Ferchau schreibt nach 2008 wieder einen Kunstwettbewerb aus. Das Thema für den Wettbewerb ist diesmal „IT“. Ferchau setzt hier auf die Verbindung Kunst und Technik. Eigentlich ein schöner Wettbewerb für einen gelernten Ingenieur. Ganz unüblich für Kunstwettbewerbe ist die Teilnahme hier nicht nur auf profesionelle Künstler beschränkt, sondern er ist offen für Studenten, Professionals aus dem Ingenieurwesen, der IT und den Naturwissenschaften.
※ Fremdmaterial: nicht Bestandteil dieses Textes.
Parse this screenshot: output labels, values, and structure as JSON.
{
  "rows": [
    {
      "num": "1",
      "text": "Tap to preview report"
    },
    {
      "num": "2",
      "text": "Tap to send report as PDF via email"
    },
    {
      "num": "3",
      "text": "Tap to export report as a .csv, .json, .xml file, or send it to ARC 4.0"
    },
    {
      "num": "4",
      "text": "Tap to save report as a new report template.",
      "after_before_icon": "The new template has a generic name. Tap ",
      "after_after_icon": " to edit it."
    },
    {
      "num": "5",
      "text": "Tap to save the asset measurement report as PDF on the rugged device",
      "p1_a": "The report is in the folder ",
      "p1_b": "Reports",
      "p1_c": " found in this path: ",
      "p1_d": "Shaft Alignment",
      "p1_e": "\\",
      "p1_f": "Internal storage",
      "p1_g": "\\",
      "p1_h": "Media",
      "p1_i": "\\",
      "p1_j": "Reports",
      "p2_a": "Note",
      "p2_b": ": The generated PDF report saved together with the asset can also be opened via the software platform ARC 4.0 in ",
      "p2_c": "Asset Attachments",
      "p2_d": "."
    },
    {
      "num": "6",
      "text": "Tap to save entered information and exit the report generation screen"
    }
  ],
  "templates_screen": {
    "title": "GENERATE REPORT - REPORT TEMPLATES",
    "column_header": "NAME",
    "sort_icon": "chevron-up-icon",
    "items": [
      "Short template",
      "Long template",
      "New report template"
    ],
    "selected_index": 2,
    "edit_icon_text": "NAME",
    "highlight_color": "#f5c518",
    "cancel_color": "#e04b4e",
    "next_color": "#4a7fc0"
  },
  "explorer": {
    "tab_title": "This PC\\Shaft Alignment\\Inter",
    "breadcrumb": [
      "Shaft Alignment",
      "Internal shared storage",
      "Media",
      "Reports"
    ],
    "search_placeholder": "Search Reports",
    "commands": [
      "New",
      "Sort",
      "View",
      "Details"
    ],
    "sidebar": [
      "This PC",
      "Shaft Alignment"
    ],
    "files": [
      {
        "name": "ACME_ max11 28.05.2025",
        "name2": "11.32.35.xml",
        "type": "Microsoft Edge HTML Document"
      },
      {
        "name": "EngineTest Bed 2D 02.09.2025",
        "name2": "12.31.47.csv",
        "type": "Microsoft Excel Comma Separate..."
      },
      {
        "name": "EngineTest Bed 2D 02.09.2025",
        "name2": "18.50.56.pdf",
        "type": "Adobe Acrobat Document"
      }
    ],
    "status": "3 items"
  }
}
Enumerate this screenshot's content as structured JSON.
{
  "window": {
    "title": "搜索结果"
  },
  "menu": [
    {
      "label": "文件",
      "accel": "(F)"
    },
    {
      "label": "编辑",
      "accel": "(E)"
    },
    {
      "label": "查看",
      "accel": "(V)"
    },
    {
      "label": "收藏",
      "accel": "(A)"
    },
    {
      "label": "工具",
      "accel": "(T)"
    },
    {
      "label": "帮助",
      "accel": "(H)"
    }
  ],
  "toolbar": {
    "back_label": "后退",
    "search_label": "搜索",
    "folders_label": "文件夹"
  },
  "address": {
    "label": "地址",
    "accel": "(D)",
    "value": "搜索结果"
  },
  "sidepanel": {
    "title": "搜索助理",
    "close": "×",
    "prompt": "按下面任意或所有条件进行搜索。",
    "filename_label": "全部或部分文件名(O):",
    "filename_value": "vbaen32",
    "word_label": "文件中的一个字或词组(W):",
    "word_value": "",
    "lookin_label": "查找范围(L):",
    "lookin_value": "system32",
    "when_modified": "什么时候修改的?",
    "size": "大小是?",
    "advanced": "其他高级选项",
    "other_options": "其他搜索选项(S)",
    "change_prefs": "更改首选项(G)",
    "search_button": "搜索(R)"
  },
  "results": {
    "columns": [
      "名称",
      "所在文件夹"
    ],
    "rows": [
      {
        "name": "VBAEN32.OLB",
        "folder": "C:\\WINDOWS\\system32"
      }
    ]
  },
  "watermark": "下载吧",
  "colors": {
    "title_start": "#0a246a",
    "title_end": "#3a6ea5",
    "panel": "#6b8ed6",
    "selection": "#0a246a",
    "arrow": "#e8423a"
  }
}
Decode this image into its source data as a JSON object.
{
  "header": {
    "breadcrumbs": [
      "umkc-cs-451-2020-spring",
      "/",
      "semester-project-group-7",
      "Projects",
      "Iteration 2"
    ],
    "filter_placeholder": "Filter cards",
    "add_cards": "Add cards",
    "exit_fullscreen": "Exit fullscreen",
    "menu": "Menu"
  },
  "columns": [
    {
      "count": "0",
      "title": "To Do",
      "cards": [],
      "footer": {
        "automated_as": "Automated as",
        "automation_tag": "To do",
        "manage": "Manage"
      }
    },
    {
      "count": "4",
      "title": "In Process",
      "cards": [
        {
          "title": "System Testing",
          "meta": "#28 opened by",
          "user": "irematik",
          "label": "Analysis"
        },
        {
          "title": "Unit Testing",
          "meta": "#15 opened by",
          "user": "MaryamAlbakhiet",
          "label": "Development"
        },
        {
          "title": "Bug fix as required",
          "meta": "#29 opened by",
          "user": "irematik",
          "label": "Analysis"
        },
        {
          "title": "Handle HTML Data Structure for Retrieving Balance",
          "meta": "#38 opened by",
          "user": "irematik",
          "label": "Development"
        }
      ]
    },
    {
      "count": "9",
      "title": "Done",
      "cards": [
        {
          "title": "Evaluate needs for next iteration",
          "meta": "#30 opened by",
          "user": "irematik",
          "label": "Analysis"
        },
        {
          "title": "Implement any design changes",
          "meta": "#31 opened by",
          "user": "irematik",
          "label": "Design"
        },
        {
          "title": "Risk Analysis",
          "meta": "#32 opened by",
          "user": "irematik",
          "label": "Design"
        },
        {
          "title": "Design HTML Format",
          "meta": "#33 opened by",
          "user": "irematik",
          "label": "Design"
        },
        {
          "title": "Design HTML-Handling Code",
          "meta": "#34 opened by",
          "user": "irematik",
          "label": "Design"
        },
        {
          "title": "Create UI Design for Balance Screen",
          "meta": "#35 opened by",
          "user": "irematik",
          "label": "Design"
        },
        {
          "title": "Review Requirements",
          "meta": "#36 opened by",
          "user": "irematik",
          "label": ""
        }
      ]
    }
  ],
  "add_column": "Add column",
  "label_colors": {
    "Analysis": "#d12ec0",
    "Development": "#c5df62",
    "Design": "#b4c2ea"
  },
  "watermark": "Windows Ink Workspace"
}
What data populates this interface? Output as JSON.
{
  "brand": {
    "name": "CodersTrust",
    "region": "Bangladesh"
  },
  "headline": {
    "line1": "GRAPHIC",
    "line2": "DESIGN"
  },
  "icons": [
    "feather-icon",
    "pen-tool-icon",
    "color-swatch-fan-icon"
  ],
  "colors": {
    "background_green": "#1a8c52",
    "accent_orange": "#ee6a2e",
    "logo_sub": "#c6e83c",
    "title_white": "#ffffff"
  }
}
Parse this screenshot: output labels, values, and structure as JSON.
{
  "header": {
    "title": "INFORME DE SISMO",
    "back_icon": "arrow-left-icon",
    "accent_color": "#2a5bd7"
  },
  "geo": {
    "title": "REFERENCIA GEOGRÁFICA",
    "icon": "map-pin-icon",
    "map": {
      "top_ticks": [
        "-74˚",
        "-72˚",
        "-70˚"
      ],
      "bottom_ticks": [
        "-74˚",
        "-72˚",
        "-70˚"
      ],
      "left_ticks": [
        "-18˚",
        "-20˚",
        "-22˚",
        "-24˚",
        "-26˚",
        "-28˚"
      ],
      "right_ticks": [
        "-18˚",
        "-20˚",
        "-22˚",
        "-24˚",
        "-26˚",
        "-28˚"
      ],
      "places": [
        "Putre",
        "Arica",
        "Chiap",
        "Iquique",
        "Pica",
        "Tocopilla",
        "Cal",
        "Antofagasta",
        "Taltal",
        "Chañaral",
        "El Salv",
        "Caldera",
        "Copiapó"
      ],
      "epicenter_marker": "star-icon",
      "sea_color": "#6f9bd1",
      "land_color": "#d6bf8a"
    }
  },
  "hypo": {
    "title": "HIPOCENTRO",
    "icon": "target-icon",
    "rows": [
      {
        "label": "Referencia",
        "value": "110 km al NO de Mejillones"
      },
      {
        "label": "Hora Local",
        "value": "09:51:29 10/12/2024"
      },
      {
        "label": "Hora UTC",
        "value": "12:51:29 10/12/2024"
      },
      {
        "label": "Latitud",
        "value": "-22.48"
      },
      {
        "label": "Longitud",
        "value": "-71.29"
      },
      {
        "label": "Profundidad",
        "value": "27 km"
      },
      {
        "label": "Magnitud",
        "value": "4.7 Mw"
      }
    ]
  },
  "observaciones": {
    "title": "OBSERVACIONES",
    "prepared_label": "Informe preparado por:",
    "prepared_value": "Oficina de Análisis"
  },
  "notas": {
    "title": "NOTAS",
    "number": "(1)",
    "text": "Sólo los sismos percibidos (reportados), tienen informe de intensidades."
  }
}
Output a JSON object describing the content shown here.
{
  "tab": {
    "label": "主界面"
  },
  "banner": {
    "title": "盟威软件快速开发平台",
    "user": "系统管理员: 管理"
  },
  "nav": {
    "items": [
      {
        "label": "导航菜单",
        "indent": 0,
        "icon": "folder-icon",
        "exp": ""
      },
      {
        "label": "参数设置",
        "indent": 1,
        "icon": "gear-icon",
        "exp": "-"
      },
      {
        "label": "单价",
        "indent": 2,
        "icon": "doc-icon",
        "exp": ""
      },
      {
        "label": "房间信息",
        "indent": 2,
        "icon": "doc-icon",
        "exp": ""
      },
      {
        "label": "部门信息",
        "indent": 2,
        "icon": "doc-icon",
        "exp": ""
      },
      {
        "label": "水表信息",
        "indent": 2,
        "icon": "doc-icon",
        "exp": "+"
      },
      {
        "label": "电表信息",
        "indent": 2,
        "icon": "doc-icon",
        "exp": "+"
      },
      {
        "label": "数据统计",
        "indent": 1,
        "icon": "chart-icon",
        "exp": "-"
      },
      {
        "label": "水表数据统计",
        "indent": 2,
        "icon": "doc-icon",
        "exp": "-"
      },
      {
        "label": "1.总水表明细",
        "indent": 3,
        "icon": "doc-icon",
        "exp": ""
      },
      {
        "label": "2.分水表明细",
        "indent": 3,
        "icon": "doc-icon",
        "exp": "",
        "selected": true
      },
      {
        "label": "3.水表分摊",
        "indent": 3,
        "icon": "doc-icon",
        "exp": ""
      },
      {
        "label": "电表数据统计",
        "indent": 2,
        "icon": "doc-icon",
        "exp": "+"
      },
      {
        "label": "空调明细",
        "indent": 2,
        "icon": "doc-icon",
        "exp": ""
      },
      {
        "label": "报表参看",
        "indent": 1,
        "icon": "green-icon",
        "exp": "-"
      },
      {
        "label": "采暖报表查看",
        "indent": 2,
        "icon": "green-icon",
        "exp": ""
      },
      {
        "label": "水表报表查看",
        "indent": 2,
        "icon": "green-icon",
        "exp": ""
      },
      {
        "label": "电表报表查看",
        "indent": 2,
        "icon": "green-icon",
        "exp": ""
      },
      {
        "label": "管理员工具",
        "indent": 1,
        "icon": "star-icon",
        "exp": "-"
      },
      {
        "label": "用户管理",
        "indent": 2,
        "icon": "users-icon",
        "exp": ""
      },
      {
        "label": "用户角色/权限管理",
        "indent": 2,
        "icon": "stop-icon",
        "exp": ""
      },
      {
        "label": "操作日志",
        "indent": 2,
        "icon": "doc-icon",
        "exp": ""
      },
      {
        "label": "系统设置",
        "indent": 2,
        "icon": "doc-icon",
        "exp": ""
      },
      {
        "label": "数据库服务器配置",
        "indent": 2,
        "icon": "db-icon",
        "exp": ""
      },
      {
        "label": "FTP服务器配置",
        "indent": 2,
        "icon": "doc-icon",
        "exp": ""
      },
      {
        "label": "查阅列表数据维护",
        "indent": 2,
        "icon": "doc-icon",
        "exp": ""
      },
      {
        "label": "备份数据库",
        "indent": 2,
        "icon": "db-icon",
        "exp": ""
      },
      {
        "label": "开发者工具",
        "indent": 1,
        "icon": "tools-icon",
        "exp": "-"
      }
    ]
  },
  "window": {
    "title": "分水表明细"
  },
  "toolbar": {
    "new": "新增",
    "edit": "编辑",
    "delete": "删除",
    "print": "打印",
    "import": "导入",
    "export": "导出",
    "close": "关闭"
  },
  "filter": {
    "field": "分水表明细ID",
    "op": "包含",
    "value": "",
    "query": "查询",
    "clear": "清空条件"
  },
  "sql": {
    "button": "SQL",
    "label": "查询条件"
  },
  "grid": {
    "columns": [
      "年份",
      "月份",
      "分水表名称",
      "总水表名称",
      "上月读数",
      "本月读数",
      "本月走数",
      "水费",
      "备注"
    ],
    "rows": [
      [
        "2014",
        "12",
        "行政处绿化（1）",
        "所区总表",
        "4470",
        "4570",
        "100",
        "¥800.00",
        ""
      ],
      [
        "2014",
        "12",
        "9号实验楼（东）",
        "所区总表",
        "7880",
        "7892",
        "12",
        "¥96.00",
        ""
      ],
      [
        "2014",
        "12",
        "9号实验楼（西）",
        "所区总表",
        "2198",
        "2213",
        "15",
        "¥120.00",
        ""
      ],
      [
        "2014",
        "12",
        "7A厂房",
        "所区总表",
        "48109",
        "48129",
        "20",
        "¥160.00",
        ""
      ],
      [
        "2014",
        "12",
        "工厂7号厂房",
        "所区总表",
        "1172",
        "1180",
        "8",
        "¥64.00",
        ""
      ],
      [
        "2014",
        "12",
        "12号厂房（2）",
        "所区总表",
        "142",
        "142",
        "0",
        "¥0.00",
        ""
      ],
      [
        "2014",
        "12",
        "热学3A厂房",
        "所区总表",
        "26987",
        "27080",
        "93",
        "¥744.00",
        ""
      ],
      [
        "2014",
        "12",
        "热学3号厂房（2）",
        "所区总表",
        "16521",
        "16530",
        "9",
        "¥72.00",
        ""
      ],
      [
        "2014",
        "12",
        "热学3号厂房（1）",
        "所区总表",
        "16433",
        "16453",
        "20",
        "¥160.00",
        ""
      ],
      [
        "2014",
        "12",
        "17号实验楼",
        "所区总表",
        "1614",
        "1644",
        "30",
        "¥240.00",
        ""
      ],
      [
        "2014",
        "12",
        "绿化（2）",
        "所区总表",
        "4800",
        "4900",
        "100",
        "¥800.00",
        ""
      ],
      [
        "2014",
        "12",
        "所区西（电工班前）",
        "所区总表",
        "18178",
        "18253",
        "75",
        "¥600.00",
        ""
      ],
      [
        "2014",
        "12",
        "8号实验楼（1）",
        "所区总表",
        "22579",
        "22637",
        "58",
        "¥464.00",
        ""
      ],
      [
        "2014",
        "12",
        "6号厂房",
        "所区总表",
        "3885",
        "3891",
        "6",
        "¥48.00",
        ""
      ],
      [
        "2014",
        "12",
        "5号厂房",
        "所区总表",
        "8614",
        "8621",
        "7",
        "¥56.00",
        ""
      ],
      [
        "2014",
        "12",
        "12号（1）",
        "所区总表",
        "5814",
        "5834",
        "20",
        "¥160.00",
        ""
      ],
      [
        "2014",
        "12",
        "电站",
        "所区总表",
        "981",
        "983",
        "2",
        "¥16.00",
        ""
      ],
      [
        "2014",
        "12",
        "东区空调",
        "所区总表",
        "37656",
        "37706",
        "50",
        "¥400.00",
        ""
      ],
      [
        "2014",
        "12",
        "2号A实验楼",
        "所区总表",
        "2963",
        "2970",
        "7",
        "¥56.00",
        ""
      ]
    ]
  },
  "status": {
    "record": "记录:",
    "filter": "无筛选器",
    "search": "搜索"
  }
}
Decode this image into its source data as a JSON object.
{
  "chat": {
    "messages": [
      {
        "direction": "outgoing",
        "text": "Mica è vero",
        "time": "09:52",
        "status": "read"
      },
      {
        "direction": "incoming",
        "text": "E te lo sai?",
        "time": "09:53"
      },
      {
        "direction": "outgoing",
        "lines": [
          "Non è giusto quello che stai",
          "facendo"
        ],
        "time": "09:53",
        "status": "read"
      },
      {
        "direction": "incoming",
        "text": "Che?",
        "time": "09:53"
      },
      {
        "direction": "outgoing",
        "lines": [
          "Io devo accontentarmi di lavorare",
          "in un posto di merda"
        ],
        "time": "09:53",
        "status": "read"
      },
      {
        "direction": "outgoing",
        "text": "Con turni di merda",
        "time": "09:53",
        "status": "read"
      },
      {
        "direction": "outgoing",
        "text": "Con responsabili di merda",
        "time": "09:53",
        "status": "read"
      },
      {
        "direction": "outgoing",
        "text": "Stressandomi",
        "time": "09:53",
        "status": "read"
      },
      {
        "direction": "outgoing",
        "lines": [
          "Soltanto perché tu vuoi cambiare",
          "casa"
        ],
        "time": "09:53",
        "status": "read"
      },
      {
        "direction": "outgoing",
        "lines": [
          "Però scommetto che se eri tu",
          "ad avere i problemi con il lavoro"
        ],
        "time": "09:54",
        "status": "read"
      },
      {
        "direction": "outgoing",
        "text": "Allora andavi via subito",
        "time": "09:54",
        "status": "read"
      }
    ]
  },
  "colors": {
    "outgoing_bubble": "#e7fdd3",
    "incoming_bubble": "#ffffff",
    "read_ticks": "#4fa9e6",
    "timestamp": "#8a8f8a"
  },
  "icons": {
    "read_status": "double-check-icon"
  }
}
Ja sogar Unternehmen und auch natürliche Personen dürfen teilnehmen. Der Abgabeschluss ist der 31.12.2009. Mehr Informationen gibt es unter http://artofengineering.ferchau.de/.

The Art of Chocolate

Montag, 03. August 2009 von Thomas Büdinger

Der Bio-Schokoladenhersteller Vivani ruft zu einem Wettbewerb für Malerei auf. Es geht darum, für ein neues Produkt, das 2010 eingeführt werden soll, die Verpackung zu gestalten. Über das neue Produkt habe ich bisher noch nichts erfahren. Die Einreichungen sollen sich zwischen Abstraktion und Figuration befinden. Die Arbeit des Gewinners wird auf der Verpackung des Produktes umgesetzt, das europaweit vertrieben wird. Einsendeschluss ist der 6. November 2009. Mehr dazu unter http://vivani.de/Aktuelles.html.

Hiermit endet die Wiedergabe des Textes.